2

Is there a possibility to watch a command until the output remains the same?

With watch -g, one can check if a commands results changed and use this as a trigger to go to the next step in a script. But what if I want to check for the moment a command returns the same output for two consecutive (or a defined number of consecutive) runs?

Something like

 watch --exit-on-constant-output --number-of-minimum-identical-runs=10 <command>

Currently the only way that comes into my mind would be a script that saves the output in the first run and then compares like:

#!/bin/bash
breaklimit=4
n=0
old=$(command)
while ((1)) ; do
    current=$(command)
    if [[ "$old" == "$current" ]] ; then
      echo "command gave same output"
      n=$((n+1))
      echo "number of identical, consecutive runs: $n"
      if [[ $n -eq $breaklimit ]] ; then
        break
      fi
    else
      echo "command gave different output"
      old="$current"
      n=0
      sleep 2
    fi
done
echo "run next command"

Works fine for e.g. using $(($RANDOM/10000)) as command. But maybe there is a more elegant way?

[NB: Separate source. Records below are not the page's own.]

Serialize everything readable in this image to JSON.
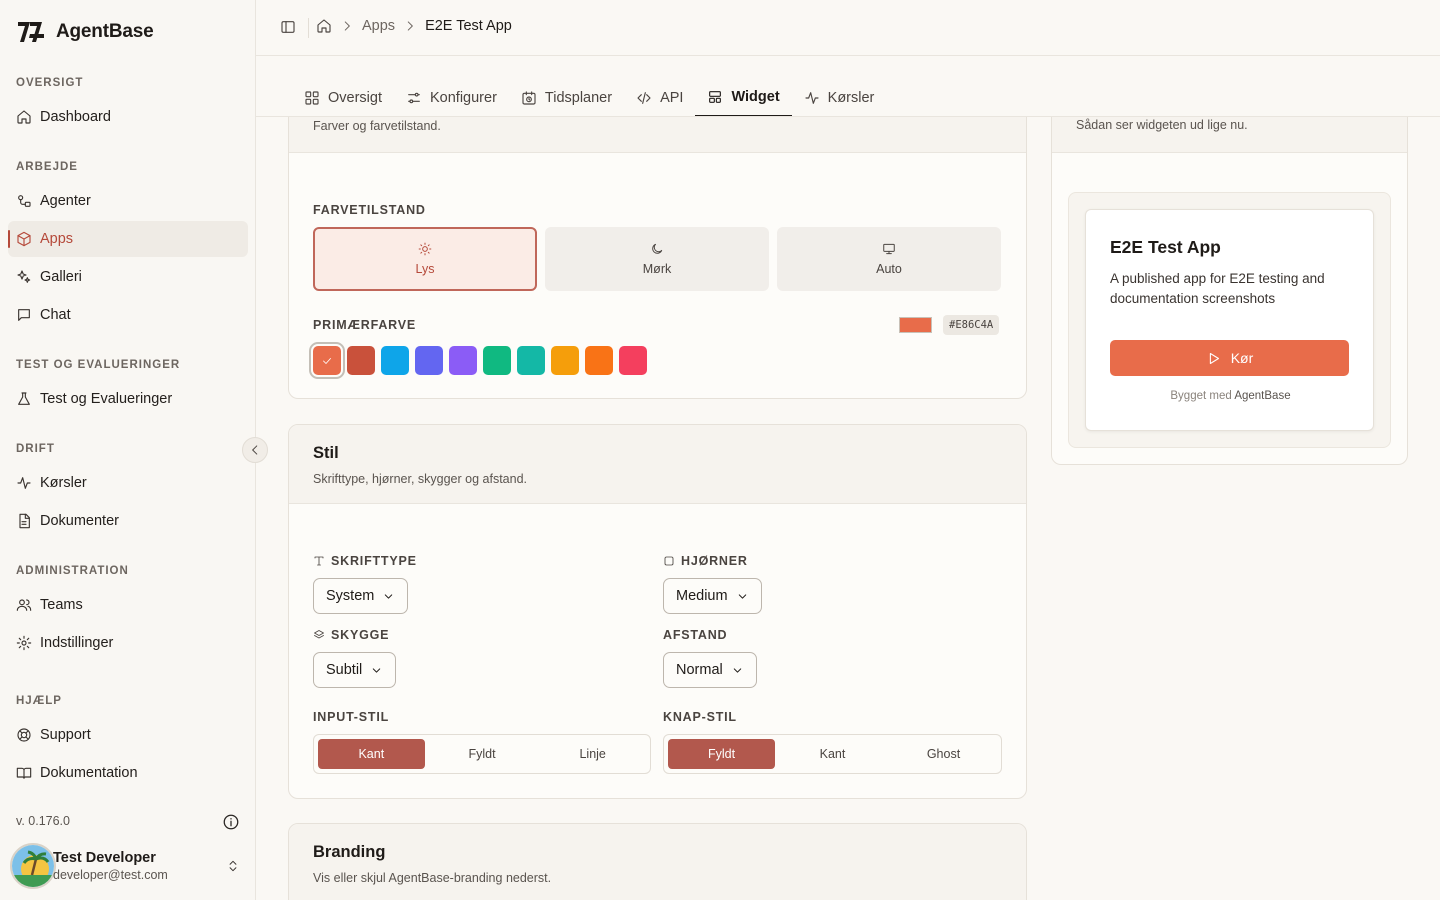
{
  "brand": {
    "name": "AgentBase"
  },
  "sidebar": {
    "sections": [
      {
        "heading": "OVERSIGT",
        "items": [
          {
            "label": "Dashboard",
            "icon": "home-icon"
          }
        ]
      },
      {
        "heading": "ARBEJDE",
        "items": [
          {
            "label": "Agenter",
            "icon": "agents-icon"
          },
          {
            "label": "Apps",
            "icon": "box-icon",
            "active": true
          },
          {
            "label": "Galleri",
            "icon": "sparkles-icon"
          },
          {
            "label": "Chat",
            "icon": "chat-icon"
          }
        ]
      },
      {
        "heading": "TEST OG EVALUERINGER",
        "items": [
          {
            "label": "Test og Evalueringer",
            "icon": "flask-icon"
          }
        ]
      },
      {
        "heading": "DRIFT",
        "items": [
          {
            "label": "Kørsler",
            "icon": "activity-icon"
          },
          {
            "label": "Dokumenter",
            "icon": "document-icon"
          }
        ]
      },
      {
        "heading": "ADMINISTRATION",
        "items": [
          {
            "label": "Teams",
            "icon": "users-icon"
          },
          {
            "label": "Indstillinger",
            "icon": "gear-icon"
          }
        ]
      },
      {
        "heading": "HJÆLP",
        "items": [
          {
            "label": "Support",
            "icon": "lifebuoy-icon"
          },
          {
            "label": "Dokumentation",
            "icon": "book-icon"
          }
        ]
      }
    ],
    "version": "v. 0.176.0",
    "user": {
      "name": "Test Developer",
      "email": "developer@test.com"
    }
  },
  "breadcrumb": {
    "parent": "Apps",
    "current": "E2E Test App"
  },
  "tabs": [
    {
      "label": "Oversigt",
      "icon": "grid-icon"
    },
    {
      "label": "Konfigurer",
      "icon": "sliders-icon"
    },
    {
      "label": "Tidsplaner",
      "icon": "calendar-clock-icon"
    },
    {
      "label": "API",
      "icon": "code-icon"
    },
    {
      "label": "Widget",
      "icon": "layout-icon",
      "active": true
    },
    {
      "label": "Kørsler",
      "icon": "activity-icon"
    }
  ],
  "colors_card": {
    "subtitle": "Farver og farvetilstand.",
    "mode_label": "FARVETILSTAND",
    "modes": {
      "light": "Lys",
      "dark": "Mørk",
      "auto": "Auto"
    },
    "selected_mode": "Lys",
    "primary_label": "PRIMÆRFARVE",
    "primary_hex": "#E86C4A",
    "swatches": [
      "#e86c4a",
      "#c9513b",
      "#0ea5e9",
      "#6366f1",
      "#8b5cf6",
      "#10b981",
      "#14b8a6",
      "#f59e0b",
      "#f97316",
      "#f43f5e"
    ]
  },
  "style_card": {
    "title": "Stil",
    "subtitle": "Skrifttype, hjørner, skygger og afstand.",
    "font_label": "SKRIFTTYPE",
    "font_value": "System",
    "corners_label": "HJØRNER",
    "corners_value": "Medium",
    "shadow_label": "SKYGGE",
    "shadow_value": "Subtil",
    "spacing_label": "AFSTAND",
    "spacing_value": "Normal",
    "input_style_label": "INPUT-STIL",
    "input_style_options": [
      "Kant",
      "Fyldt",
      "Linje"
    ],
    "input_style_selected": "Kant",
    "button_style_label": "KNAP-STIL",
    "button_style_options": [
      "Fyldt",
      "Kant",
      "Ghost"
    ],
    "button_style_selected": "Fyldt"
  },
  "branding_card": {
    "title": "Branding",
    "subtitle": "Vis eller skjul AgentBase-branding nederst."
  },
  "preview": {
    "subtitle": "Sådan ser widgeten ud lige nu.",
    "app_title": "E2E Test App",
    "app_description": "A published app for E2E testing and documentation screenshots",
    "run_label": "Kør",
    "footer_prefix": "Bygget med",
    "footer_brand": "AgentBase"
  },
  "accent_color": "#e86c4a",
  "active_color": "#b5493a"
}
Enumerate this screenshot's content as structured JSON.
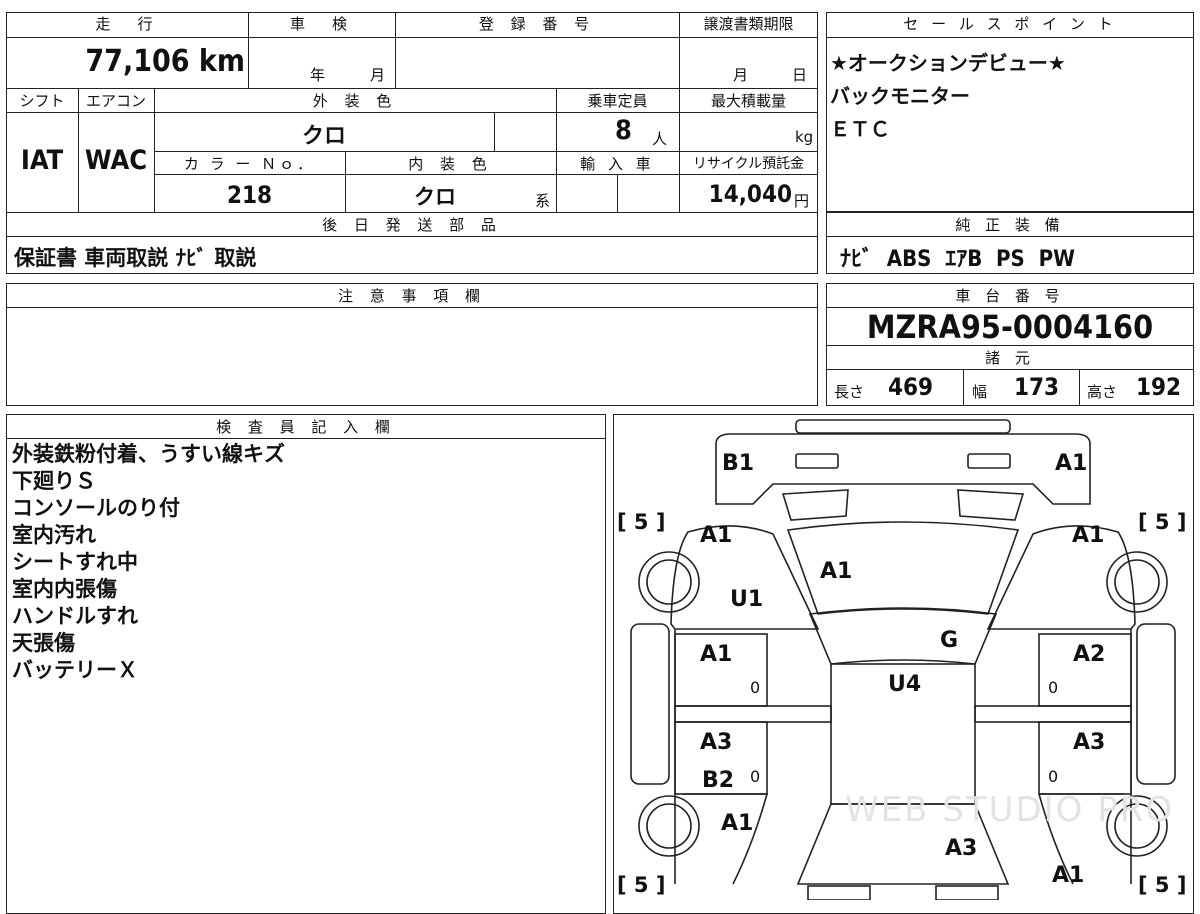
{
  "top_table": {
    "mileage_header": "走　行",
    "mileage_value": "77,106 km",
    "inspection_header": "車　検",
    "inspection_year_unit": "年",
    "inspection_month_unit": "月",
    "registration_header": "登 録 番 号",
    "transfer_deadline_header": "譲渡書類期限",
    "transfer_month_unit": "月",
    "transfer_day_unit": "日",
    "shift_header": "シフト",
    "ac_header": "エアコン",
    "exterior_color_header": "外 装 色",
    "capacity_header": "乗車定員",
    "max_load_header": "最大積載量",
    "shift_value": "IAT",
    "ac_value": "WAC",
    "exterior_color_value": "クロ",
    "capacity_value": "8",
    "capacity_unit": "人",
    "max_load_unit": "kg",
    "color_no_header": "カ ラ ー Ｎｏ．",
    "interior_color_header": "内 装 色",
    "import_header": "輸 入 車",
    "recycle_header": "リサイクル預託金",
    "color_no_value": "218",
    "interior_color_value": "クロ",
    "interior_color_suffix": "系",
    "recycle_value": "14,040",
    "recycle_unit": "円",
    "later_parts_header": "後 日 発 送 部 品",
    "later_parts_value": "保証書 車両取説 ﾅﾋﾞ 取説"
  },
  "sales_points": {
    "header": "セ ー ル ス ポ イ ン ト",
    "lines": [
      "★オークションデビュー★",
      "バックモニター",
      "ＥＴＣ"
    ]
  },
  "genuine_equipment": {
    "header": "純 正 装 備",
    "value": "ﾅﾋﾞ  ABS  ｴｱB  PS  PW"
  },
  "caution": {
    "header": "注 意 事 項 欄"
  },
  "chassis": {
    "header": "車 台 番 号",
    "value": "MZRA95-0004160",
    "specs_header": "諸 元",
    "length_label": "長さ",
    "length_value": "469",
    "width_label": "幅",
    "width_value": "173",
    "height_label": "高さ",
    "height_value": "192"
  },
  "inspector": {
    "header": "検 査 員 記 入 欄",
    "lines": [
      "外装鉄粉付着、うすい線キズ",
      "下廻りＳ",
      "コンソールのり付",
      "室内汚れ",
      "シートすれ中",
      "室内内張傷",
      "ハンドルすれ",
      "天張傷",
      "バッテリーＸ"
    ]
  },
  "diagram": {
    "tire_fl": "[ 5 ]",
    "tire_fr": "[ 5 ]",
    "tire_rl": "[ 5 ]",
    "tire_rr": "[ 5 ]",
    "codes": {
      "front_bumper_left": "B1",
      "front_bumper_right": "A1",
      "front_fender_left": "A1",
      "front_fender_right": "A1",
      "hood": "A1",
      "pillar_left": "U1",
      "windshield": "G",
      "front_door_left": "A1",
      "front_door_right": "A2",
      "roof": "U4",
      "rear_door_left": "A3",
      "rear_door_right": "A3",
      "rear_door_left_2": "B2",
      "rear_fender_left": "A1",
      "rear_glass": "A3",
      "rear_quarter_right": "A1"
    },
    "zero_marks": [
      "0",
      "0",
      "0",
      "0"
    ],
    "watermark": "WEB STUDIO PRO"
  }
}
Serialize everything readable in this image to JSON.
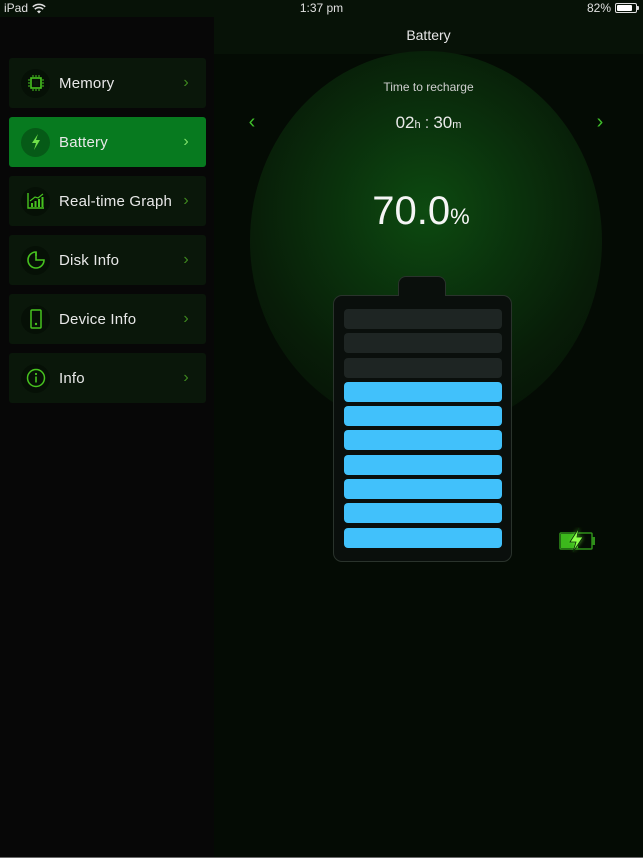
{
  "status_bar": {
    "device": "iPad",
    "time": "1:37 pm",
    "battery_percent": "82%",
    "battery_level": 0.82,
    "wifi_icon": "wifi-icon",
    "battery_icon": "battery-icon"
  },
  "sidebar": {
    "items": [
      {
        "label": "Memory",
        "icon": "chip-icon",
        "active": false
      },
      {
        "label": "Battery",
        "icon": "bolt-icon",
        "active": true
      },
      {
        "label": "Real-time Graph",
        "icon": "bar-chart-icon",
        "active": false
      },
      {
        "label": "Disk Info",
        "icon": "disk-pie-icon",
        "active": false
      },
      {
        "label": "Device Info",
        "icon": "phone-icon",
        "active": false
      },
      {
        "label": "Info",
        "icon": "info-icon",
        "active": false
      }
    ],
    "chevron": "›"
  },
  "main": {
    "title": "Battery",
    "recharge_label": "Time to recharge",
    "hours": "02",
    "hours_unit": "h",
    "separator": ":",
    "minutes": "30",
    "minutes_unit": "m",
    "prev_arrow": "‹",
    "next_arrow": "›",
    "percent_value": "70.0",
    "percent_symbol": "%",
    "battery_cells_total": 10,
    "battery_cells_filled": 7,
    "charging_status_icon": "charging-battery-icon",
    "colors": {
      "accent_green": "#077a1f",
      "cell_blue": "#41c1fb",
      "cell_empty": "#1e2523",
      "arrow_green": "#3fbf2a"
    }
  }
}
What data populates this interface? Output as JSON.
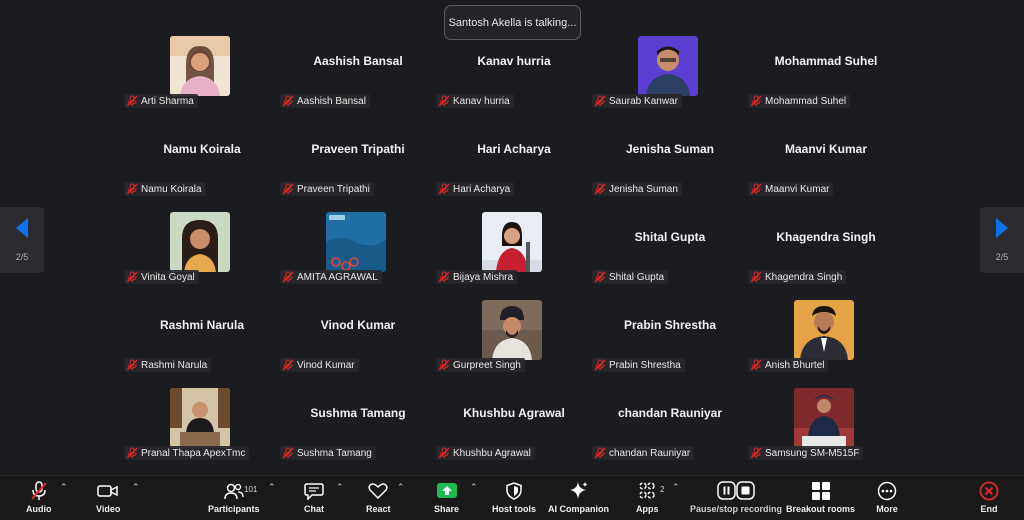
{
  "toast": {
    "text": "Santosh Akella is talking..."
  },
  "nav": {
    "left_page": "2/5",
    "right_page": "2/5"
  },
  "participants": [
    {
      "name": "Arti Sharma",
      "big": "",
      "photo": "p-arti"
    },
    {
      "name": "Aashish Bansal",
      "big": "Aashish Bansal",
      "photo": ""
    },
    {
      "name": "Kanav hurria",
      "big": "Kanav hurria",
      "photo": ""
    },
    {
      "name": "Saurab Kanwar",
      "big": "",
      "photo": "p-saurab"
    },
    {
      "name": "Mohammad Suhel",
      "big": "Mohammad Suhel",
      "photo": ""
    },
    {
      "name": "Namu Koirala",
      "big": "Namu Koirala",
      "photo": ""
    },
    {
      "name": "Praveen Tripathi",
      "big": "Praveen Tripathi",
      "photo": ""
    },
    {
      "name": "Hari Acharya",
      "big": "Hari Acharya",
      "photo": ""
    },
    {
      "name": "Jenisha Suman",
      "big": "Jenisha Suman",
      "photo": ""
    },
    {
      "name": "Maanvi Kumar",
      "big": "Maanvi Kumar",
      "photo": ""
    },
    {
      "name": "Vinita Goyal",
      "big": "",
      "photo": "p-vinita"
    },
    {
      "name": "AMITA AGRAWAL",
      "big": "",
      "photo": "p-amita"
    },
    {
      "name": "Bijaya Mishra",
      "big": "",
      "photo": "p-bijaya"
    },
    {
      "name": "Shital Gupta",
      "big": "Shital Gupta",
      "photo": ""
    },
    {
      "name": "Khagendra Singh",
      "big": "Khagendra Singh",
      "photo": ""
    },
    {
      "name": "Rashmi Narula",
      "big": "Rashmi Narula",
      "photo": ""
    },
    {
      "name": "Vinod Kumar",
      "big": "Vinod Kumar",
      "photo": ""
    },
    {
      "name": "Gurpreet Singh",
      "big": "",
      "photo": "p-gurpreet"
    },
    {
      "name": "Prabin Shrestha",
      "big": "Prabin Shrestha",
      "photo": ""
    },
    {
      "name": "Anish Bhurtel",
      "big": "",
      "photo": "p-anish"
    },
    {
      "name": "Pranal Thapa ApexTmc",
      "big": "",
      "photo": "p-pranal"
    },
    {
      "name": "Sushma Tamang",
      "big": "Sushma Tamang",
      "photo": ""
    },
    {
      "name": "Khushbu Agrawal",
      "big": "Khushbu Agrawal",
      "photo": ""
    },
    {
      "name": "chandan Rauniyar",
      "big": "chandan Rauniyar",
      "photo": ""
    },
    {
      "name": "Samsung SM-M515F",
      "big": "",
      "photo": "p-samsung"
    }
  ],
  "toolbar": {
    "audio": "Audio",
    "video": "Video",
    "participants": "Participants",
    "participants_count": "101",
    "chat": "Chat",
    "react": "React",
    "share": "Share",
    "host_tools": "Host tools",
    "ai_companion": "AI Companion",
    "apps": "Apps",
    "apps_count": "2",
    "recording": "Pause/stop recording",
    "breakout": "Breakout rooms",
    "more": "More",
    "end": "End"
  },
  "colors": {
    "accent": "#0e72ed",
    "share_green": "#1db954",
    "end_red": "#e02828",
    "mic_muted": "#e02828"
  }
}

PS: Maybe some made-up use case will help. Let's say I connected a thermometer to my processing machine and want to start production once the temperature has leveled. So I will query the thermometer every 60 seconds for the current temperature.

1

This seems to work (on Linux):

while :
do
    timeout 8 watch -g my-command my-args || break
done

NOTES:

  1. instead of "number of runs" as you said, this merely specifies the number of seconds the output must be the same

  2. if the my-command is one that does not like being killed while running this may not be suitable, or at least the timeout value and watch's -n option need to be tweaked to reduce the chances of that happening.

EXPLANATION:

The basic idea is that the timeout command exits with error (exit code 124) if the command is still running at the end of the timeout. (You can run

timeout 2 date; echo $?
timeout 2 sleep 3; echo $?

to see this in action.

We combine that with the watch -g. If watch exits before the timeout (i.e., there has been a change in the output), timeout returns with exit code 0, and the loop continues.

If the output has not changed for (in my example) 8 seconds, watch will be killed by the timeout, and timeout will exit with an error, and break the loop.